A battle may be brewing over how to kill a serial killer.
Attorneys for infamous Tampa Bay area murderer Bobby Joe Long are challenging the state’s lethal injection procedure, citing it would be “crual and unusual” and therefore unconstitutional under the Eighth Amendment.
The state remains determined to see the sentence through.
Bobby Joe Long was not physically in court Friday, instead calling in from prison. His attorney Robert Norgard spent hours arguing during the evidentiary hearing why the convicted killer should not die in 20 days time.
Florida carries out lethal injection with a three drug protocol, beginning with a large dose of the anesthetic etomidate to knock the inmate out.
Norgard argued before Judge Michelle Sisco that etomidate has been known to induce seizures, and because Long has epilepsy and suffers from a traumatic brain injury, it would be unconstitutional to subject him to the etomidate as part of the procedure.
“It’s ridiculous that I’m expected to come in there and say ‘here’s a better way to kill my client,'” Norgard explained to News Channel 8 after the hearing wrapped up late Friday afternoon.

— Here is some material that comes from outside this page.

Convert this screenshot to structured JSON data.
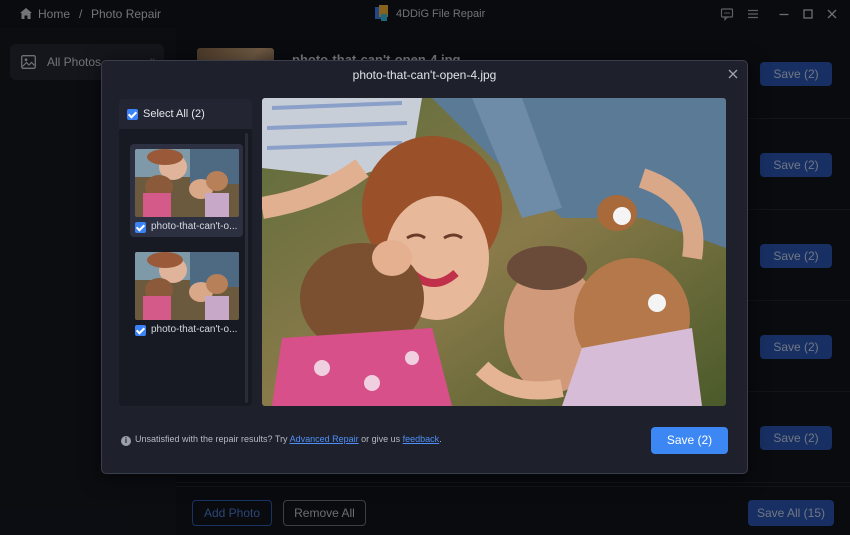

However, Norgard said the burden of finding a more humane alternative falls on the defendant, rather than the state. He is pushing for a one drug lethal injection utilizing Pentobarbital, a method used in a handful of other states.
The Florida Department of Corrections does not currently possess Pentobarbital, Norgard said, but expressed he believed it would not be unfeasible for the DOC to acquire it. The state argued otherwise.
The state also argued and presented expert witnesses Friday to dispel the notion that using etomidate to sedate Long would be torturous based on his medical history.
One pharmacologist explained that etomidate has been known to induce seizures in small doses, but has an opposite effect in large doses and the lethal injection protocol uses a very large dose.
“The defendant is not even entitled to a pain-free death,” said one of the state’s attorneys during closing statements. “Michelle Simms certainly did not have one in this case.”
While Long was convicted of killing nine women, he received the death penalty specifically for the murder of Michelle Simms.
For the families of Long’s victims, such as Chanel Williams’ mother, Lula Williams, who sat in on Friday’s hearing, the only thing they believe is cruel and unusual is how long they’ve waited for justice to be carried out.
“What pain?” Williams asked.
“He inflicted pain on my daughter and the other victims. And he’s worried about pain? What’s he going to feel? No. That’s not right.”
The judge did not make a ruling Friday and has until 3 p.m. Monday to issue one.
As of now, Bobby Joe Long is scheduled to die May 23rd at 6 p.m.